Miles de docentes se movilizaron en Barcelona en una huelga masiva para protestar contra la gestión educativa del gobierno de Pedro Sánchez y Salvador Illa

 

Miles de docentes se manifiestan en Barcelona para pedir mejoras laborales

 

Barcelona se despertó hoy bajo un ambiente de tensión palpable, con miles de docentes tomando las calles en una huelga histórica que ha puesto en jaque al gobierno de Pedro Sánchez y al consejero de Educación, Salvador Illa.

La ciudad quedó colapsada desde primeras horas de la mañana, con cortes de tráfico que alcanzaron hasta 50 kilómetros en las principales arterias, mientras pancartas y gritos reclamaban una educación digna y criticaban el acuerdo firmado por los sindicatos mayoritarios con la administración.

Entre consignas y cánticos, los maestros dejaron claro que el descontento acumulado durante años de promesas incumplidas y precariedad estructural había llegado a su punto de ebullición.

La movilización, que según la Guardia Urbana reunió a unas 8.000 personas y los organizadores elevaron hasta 25.000, recorrió el centro de la ciudad con un mensaje unificado: “¡Basta de recortes y burocracia inútil!”

La jornada forma parte de una serie de paros territoriales que culminarán en una huelga general educativa en toda Cataluña, un llamado que los docentes consideran indispensable para recuperar la credibilidad en el sistema.

Marta Rodríguez, profesora de secundaria, explicó entre el bullicio: “No nos conformamos con migajas ni con acuerdos que nos ignoran. Queremos una educación justa y respeto a nuestra profesión”.

 

Miles de docentes se manifiestan en Barcelona en la primera de las cinco  jornadas de huelga en Catalunya

 

El rechazo a la gestión de Illa y del gobierno central se hizo evidente frente a la sede del Partido Socialista Catalán, donde los docentes desplegaron pancartas tachando a los sindicatos firmantes y denunciando lo que consideran un intento de silenciar sus demandas.

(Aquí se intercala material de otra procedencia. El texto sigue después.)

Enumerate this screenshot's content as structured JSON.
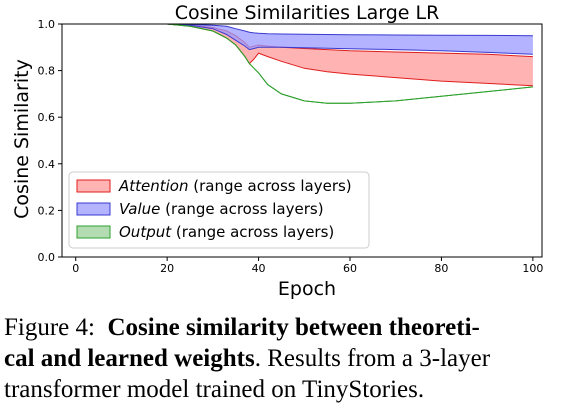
{
  "chart_data": {
    "type": "area",
    "title": "Cosine Similarities Large LR",
    "xlabel": "Epoch",
    "ylabel": "Cosine Similarity",
    "xlim": [
      -3,
      102
    ],
    "ylim": [
      0.0,
      1.0
    ],
    "xticks": [
      "0",
      "20",
      "40",
      "60",
      "80",
      "100"
    ],
    "yticks": [
      "0.0",
      "0.2",
      "0.4",
      "0.6",
      "0.8",
      "1.0"
    ],
    "legend_position": "lower-left",
    "x": [
      2,
      10,
      20,
      25,
      30,
      33,
      35,
      37,
      38,
      39,
      40,
      42,
      45,
      50,
      55,
      60,
      70,
      80,
      90,
      100
    ],
    "series": [
      {
        "name": "Attention",
        "legend_rest": " (range across layers)",
        "color": "#ff9a9a",
        "edge": "#e01e1e",
        "upper": [
          1.0,
          1.0,
          1.0,
          0.995,
          0.985,
          0.97,
          0.95,
          0.92,
          0.9,
          0.905,
          0.91,
          0.905,
          0.9,
          0.895,
          0.89,
          0.885,
          0.88,
          0.875,
          0.87,
          0.86
        ],
        "lower": [
          1.0,
          1.0,
          1.0,
          0.99,
          0.97,
          0.94,
          0.91,
          0.86,
          0.83,
          0.85,
          0.875,
          0.86,
          0.84,
          0.81,
          0.795,
          0.785,
          0.77,
          0.755,
          0.745,
          0.735
        ]
      },
      {
        "name": "Value",
        "legend_rest": " (range across layers)",
        "color": "#9a9aff",
        "edge": "#3a3ad0",
        "upper": [
          1.0,
          1.0,
          1.0,
          0.998,
          0.995,
          0.99,
          0.98,
          0.97,
          0.965,
          0.962,
          0.96,
          0.958,
          0.957,
          0.956,
          0.955,
          0.954,
          0.953,
          0.952,
          0.951,
          0.95
        ],
        "lower": [
          1.0,
          1.0,
          1.0,
          0.995,
          0.98,
          0.955,
          0.93,
          0.905,
          0.89,
          0.895,
          0.9,
          0.9,
          0.9,
          0.898,
          0.896,
          0.894,
          0.89,
          0.885,
          0.878,
          0.87
        ]
      },
      {
        "name": "Output",
        "legend_rest": " (range across layers)",
        "color": "#9ad09a",
        "edge": "#2ca02c",
        "upper": [
          1.0,
          1.0,
          1.0,
          0.99,
          0.97,
          0.94,
          0.91,
          0.86,
          0.83,
          0.81,
          0.79,
          0.74,
          0.7,
          0.67,
          0.66,
          0.66,
          0.67,
          0.69,
          0.71,
          0.73
        ],
        "lower": [
          1.0,
          1.0,
          1.0,
          0.99,
          0.97,
          0.94,
          0.91,
          0.86,
          0.83,
          0.81,
          0.79,
          0.74,
          0.7,
          0.67,
          0.66,
          0.66,
          0.67,
          0.69,
          0.71,
          0.73
        ]
      }
    ]
  },
  "caption": {
    "label": "Figure 4:",
    "bold": "Cosine similarity between theoreti-cal and learned weights",
    "bold_line1": "Cosine similarity between theoreti-",
    "bold_line2": "cal and learned weights",
    "rest_line2": ". Results from a 3-layer",
    "rest_line3": "transformer model trained on TinyStories."
  }
}
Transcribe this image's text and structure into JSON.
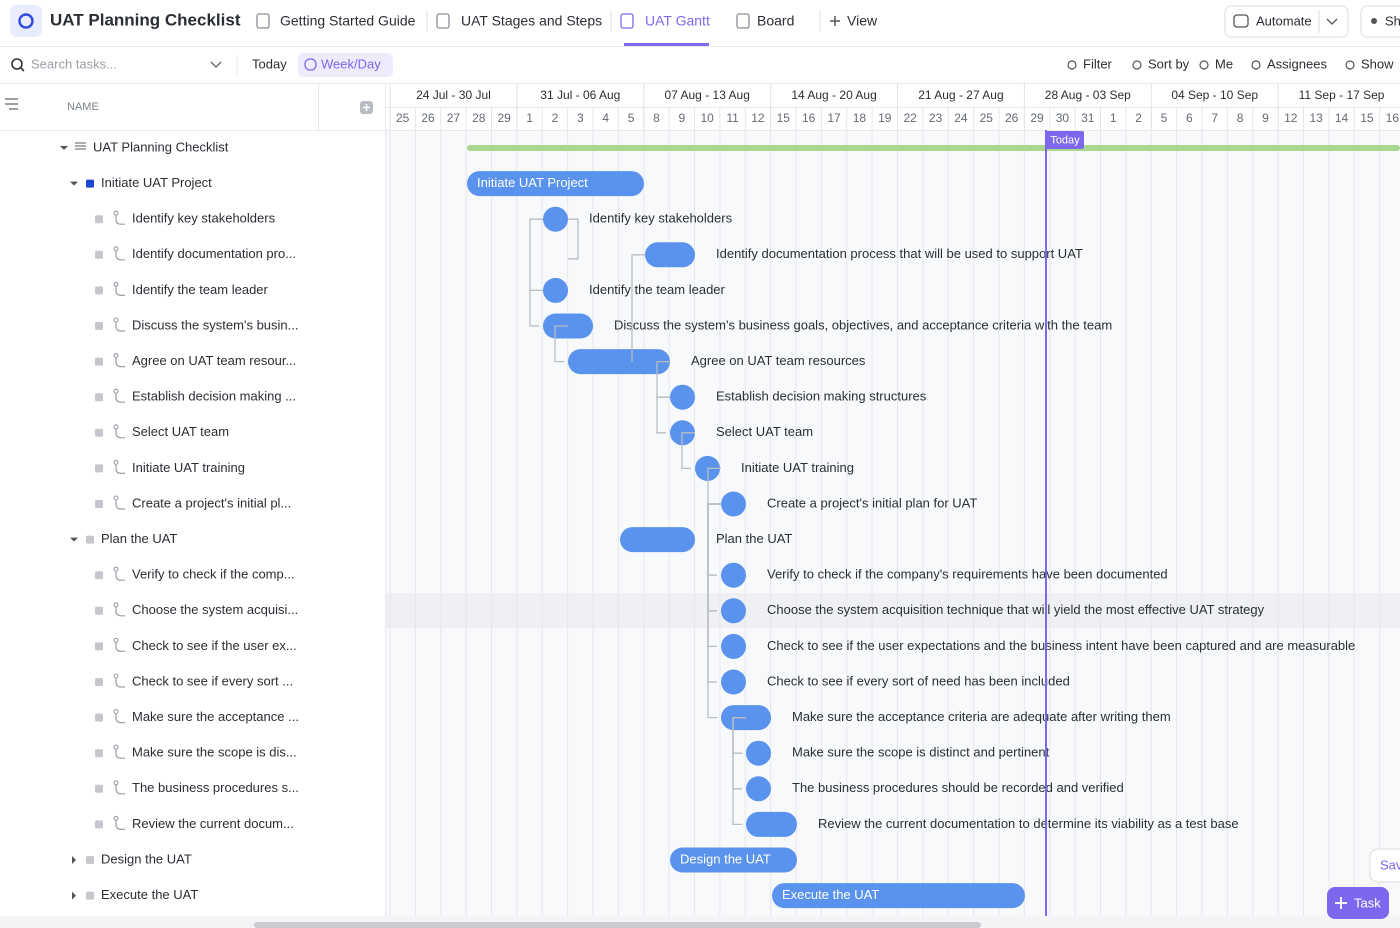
{
  "header": {
    "title": "UAT Planning Checklist",
    "tabs": [
      "Getting Started Guide",
      "UAT Stages and Steps",
      "UAT Gantt",
      "Board",
      "View"
    ],
    "automate": "Automate",
    "share": "Sh"
  },
  "toolbar": {
    "search": "Search tasks...",
    "today": "Today",
    "scale": "Week/Day",
    "filter": "Filter",
    "sort": "Sort by",
    "me": "Me",
    "assignees": "Assignees",
    "show": "Show"
  },
  "sidebar": {
    "column": "NAME"
  },
  "timeline": {
    "weeks": [
      "24 Jul - 30 Jul",
      "31 Jul - 06 Aug",
      "07 Aug - 13 Aug",
      "14 Aug - 20 Aug",
      "21 Aug - 27 Aug",
      "28 Aug - 03 Sep",
      "04 Sep - 10 Sep",
      "11 Sep - 17 Sep"
    ],
    "days": [
      25,
      26,
      27,
      28,
      29,
      1,
      2,
      3,
      4,
      5,
      8,
      9,
      10,
      11,
      12,
      15,
      16,
      17,
      18,
      19,
      22,
      23,
      24,
      25,
      26,
      29,
      30,
      31,
      1,
      2,
      5,
      6,
      7,
      8,
      9,
      12,
      13,
      14,
      15,
      16
    ],
    "today": "Today"
  },
  "rows": [
    {
      "label": "UAT Planning Checklist"
    },
    {
      "label": "Initiate UAT Project",
      "gantt_label": "Initiate UAT Project"
    },
    {
      "label": "Identify key stakeholders",
      "gantt_label": "Identify key stakeholders"
    },
    {
      "label": "Identify documentation pro...",
      "gantt_label": "Identify documentation process that will be used to support UAT"
    },
    {
      "label": "Identify the team leader",
      "gantt_label": "Identify the team leader"
    },
    {
      "label": "Discuss the system's busin...",
      "gantt_label": "Discuss the system's business goals, objectives, and acceptance criteria with the team"
    },
    {
      "label": "Agree on UAT team resour...",
      "gantt_label": "Agree on UAT team resources"
    },
    {
      "label": "Establish decision making ...",
      "gantt_label": "Establish decision making structures"
    },
    {
      "label": "Select UAT team",
      "gantt_label": "Select UAT team"
    },
    {
      "label": "Initiate UAT training",
      "gantt_label": "Initiate UAT training"
    },
    {
      "label": "Create a project's initial pl...",
      "gantt_label": "Create a project's initial plan for UAT"
    },
    {
      "label": "Plan the UAT",
      "gantt_label": "Plan the UAT"
    },
    {
      "label": "Verify to check if the comp...",
      "gantt_label": "Verify to check if the company's requirements have been documented"
    },
    {
      "label": "Choose the system acquisi...",
      "gantt_label": "Choose the system acquisition technique that will yield the most effective UAT strategy"
    },
    {
      "label": "Check to see if the user ex...",
      "gantt_label": "Check to see if the user expectations and the business intent have been captured and are measurable"
    },
    {
      "label": "Check to see if every sort ...",
      "gantt_label": "Check to see if every sort of need has been included"
    },
    {
      "label": "Make sure the acceptance ...",
      "gantt_label": "Make sure the acceptance criteria are adequate after writing them"
    },
    {
      "label": "Make sure the scope is dis...",
      "gantt_label": "Make sure the scope is distinct and pertinent"
    },
    {
      "label": "The business procedures s...",
      "gantt_label": "The business procedures should be recorded and verified"
    },
    {
      "label": "Review the current docum...",
      "gantt_label": "Review the current documentation to determine its viability as a test base"
    },
    {
      "label": "Design the UAT",
      "gantt_label": "Design the UAT"
    },
    {
      "label": "Execute the UAT",
      "gantt_label": "Execute the UAT"
    }
  ],
  "footer": {
    "task": "Task",
    "save": "Sav"
  }
}
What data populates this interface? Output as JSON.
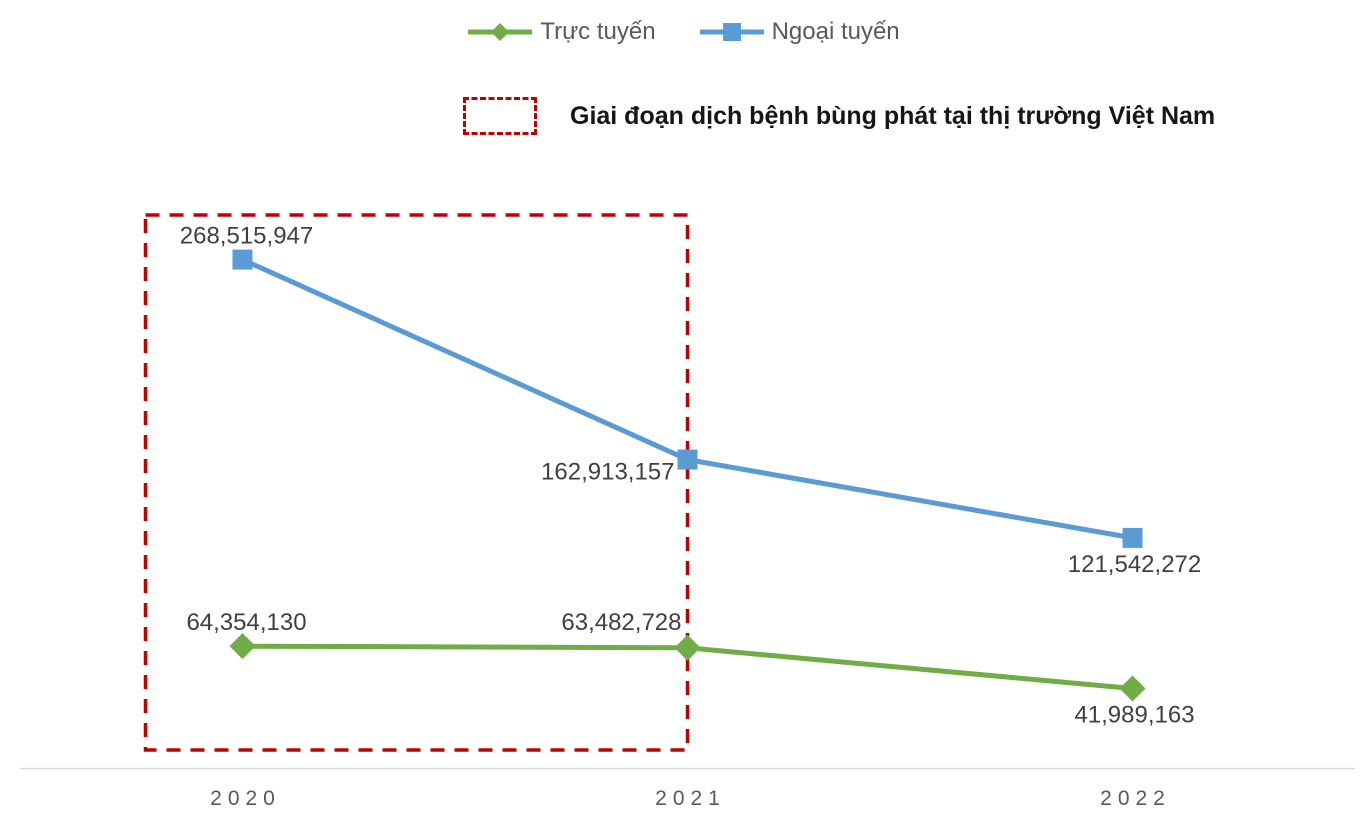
{
  "chart_data": {
    "type": "line",
    "title": "",
    "xlabel": "",
    "ylabel": "",
    "grid": false,
    "legend_position": "top-center",
    "categories": [
      "2020",
      "2021",
      "2022"
    ],
    "ylim": [
      0,
      300000000
    ],
    "series": [
      {
        "name": "Ngoại tuyến",
        "color": "#5B9BD5",
        "marker": "square",
        "values": [
          268515947,
          162913157,
          121542272
        ],
        "labels": [
          "268,515,947",
          "162,913,157",
          "121,542,272"
        ],
        "label_positions": [
          "above",
          "left",
          "below"
        ]
      },
      {
        "name": "Trực tuyến",
        "color": "#70AD47",
        "marker": "diamond",
        "values": [
          64354130,
          63482728,
          41989163
        ],
        "labels": [
          "64,354,130",
          "63,482,728",
          "41,989,163"
        ],
        "label_positions": [
          "above",
          "above-left",
          "below"
        ]
      }
    ],
    "annotation": {
      "label": "Giai đoạn dịch bệnh bùng phát tại thị trường Việt Nam",
      "color": "#C00000",
      "shape": "dashed-rectangle",
      "covers_categories": [
        "2020",
        "2021"
      ]
    }
  },
  "legend": {
    "items": [
      {
        "label": "Trực tuyến",
        "color": "#70AD47",
        "marker": "diamond"
      },
      {
        "label": "Ngoại tuyến",
        "color": "#5B9BD5",
        "marker": "square"
      }
    ]
  },
  "colors": {
    "background": "#FFFFFF",
    "axis_line": "#D9D9D9",
    "tick_text": "#595959",
    "label_text": "#404040",
    "legend_text": "#595959",
    "annotation": "#C00000"
  }
}
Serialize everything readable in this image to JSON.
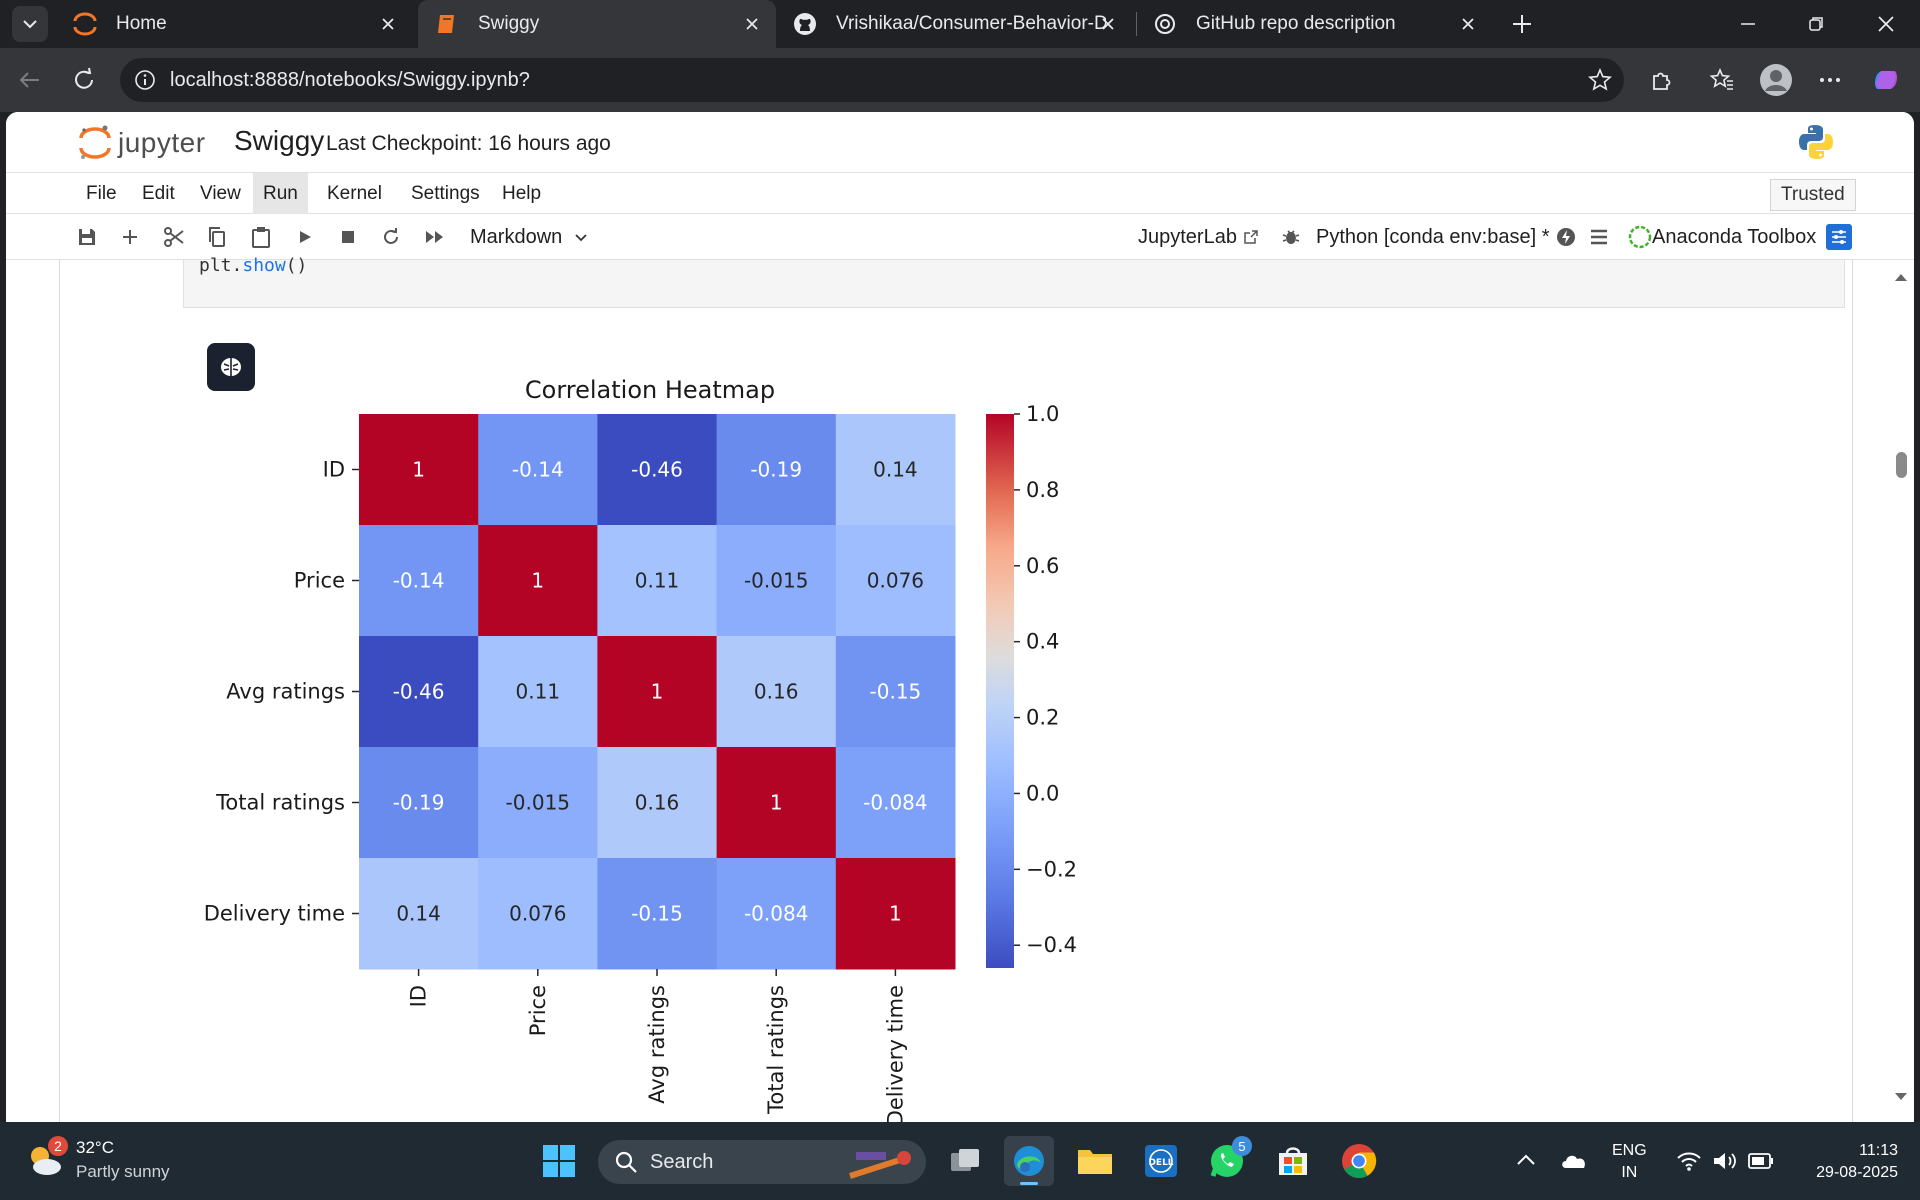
{
  "browser": {
    "tabs": [
      {
        "title": "Home",
        "icon": "jupyter-icon",
        "active": false
      },
      {
        "title": "Swiggy",
        "icon": "notebook-icon",
        "active": true
      },
      {
        "title": "Vrishikaa/Consumer-Behavior-Del",
        "icon": "github-icon",
        "active": false
      },
      {
        "title": "GitHub repo description",
        "icon": "chatgpt-icon",
        "active": false
      }
    ],
    "url": "localhost:8888/notebooks/Swiggy.ipynb?"
  },
  "jupyter": {
    "logo_text": "jupyter",
    "notebook_title": "Swiggy",
    "checkpoint": "Last Checkpoint: 16 hours ago",
    "menu": [
      "File",
      "Edit",
      "View",
      "Run",
      "Kernel",
      "Settings",
      "Help"
    ],
    "active_menu": "Run",
    "trusted": "Trusted",
    "toolbar": {
      "cell_type": "Markdown",
      "jupyterlab_link": "JupyterLab",
      "kernel": "Python [conda env:base] *",
      "anaconda": "Anaconda Toolbox"
    },
    "code_line_prefix": "plt.",
    "code_line_fn": "show",
    "code_line_suffix": "()"
  },
  "chart_data": {
    "type": "heatmap",
    "title": "Correlation Heatmap",
    "x_labels": [
      "ID",
      "Price",
      "Avg ratings",
      "Total ratings",
      "Delivery time"
    ],
    "y_labels": [
      "ID",
      "Price",
      "Avg ratings",
      "Total ratings",
      "Delivery time"
    ],
    "values": [
      [
        1,
        -0.14,
        -0.46,
        -0.19,
        0.14
      ],
      [
        -0.14,
        1,
        0.11,
        -0.015,
        0.076
      ],
      [
        -0.46,
        0.11,
        1,
        0.16,
        -0.15
      ],
      [
        -0.19,
        -0.015,
        0.16,
        1,
        -0.084
      ],
      [
        0.14,
        0.076,
        -0.15,
        -0.084,
        1
      ]
    ],
    "cell_labels": [
      [
        "1",
        "-0.14",
        "-0.46",
        "-0.19",
        "0.14"
      ],
      [
        "-0.14",
        "1",
        "0.11",
        "-0.015",
        "0.076"
      ],
      [
        "-0.46",
        "0.11",
        "1",
        "0.16",
        "-0.15"
      ],
      [
        "-0.19",
        "-0.015",
        "0.16",
        "1",
        "-0.084"
      ],
      [
        "0.14",
        "0.076",
        "-0.15",
        "-0.084",
        "1"
      ]
    ],
    "colormap": "coolwarm",
    "colorbar_range": [
      -0.46,
      1.0
    ],
    "colorbar_ticks": [
      1.0,
      0.8,
      0.6,
      0.4,
      0.2,
      0.0,
      -0.2,
      -0.4
    ],
    "colorbar_tick_labels": [
      "1.0",
      "0.8",
      "0.6",
      "0.4",
      "0.2",
      "0.0",
      "−0.2",
      "−0.4"
    ]
  },
  "taskbar": {
    "weather_temp": "32°C",
    "weather_cond": "Partly sunny",
    "weather_badge": "2",
    "search": "Search",
    "whatsapp_badge": "5",
    "lang_1": "ENG",
    "lang_2": "IN",
    "time": "11:13",
    "date": "29-08-2025"
  }
}
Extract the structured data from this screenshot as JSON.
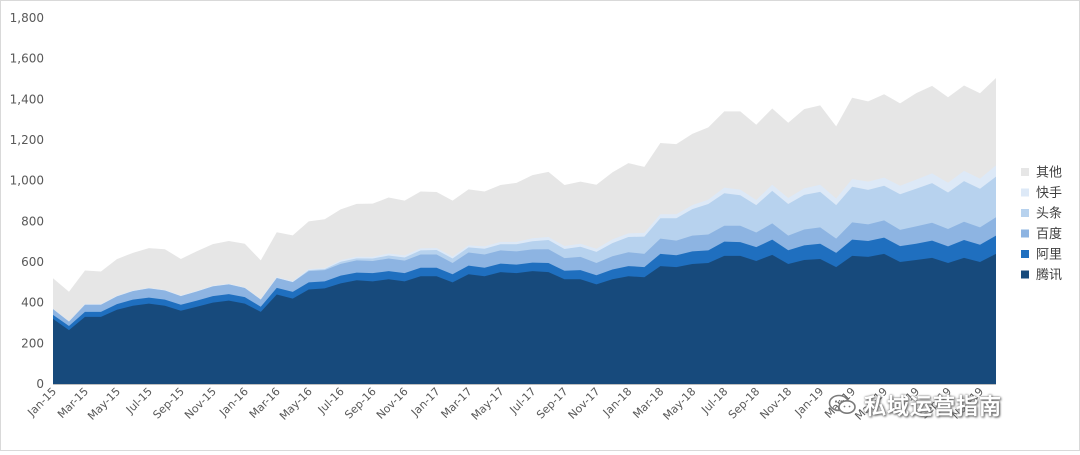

“El acuerdo que llaman histórico no representa a nadie. Hoy hemos demostrado que la voz del profesorado es más fuerte que los discursos políticos”, afirmó Jordi Puig, delegado sindical, mientras decenas de compañeros asentían entre aplausos y cánticos.

La disparidad en las cifras de seguimiento refleja también la desconfianza hacia las instituciones: mientras la administración cifró la participación en un 31,9%, los convocantes aseguraron que alcanzó el 70%, calificando la jornada como un éxito rotundo.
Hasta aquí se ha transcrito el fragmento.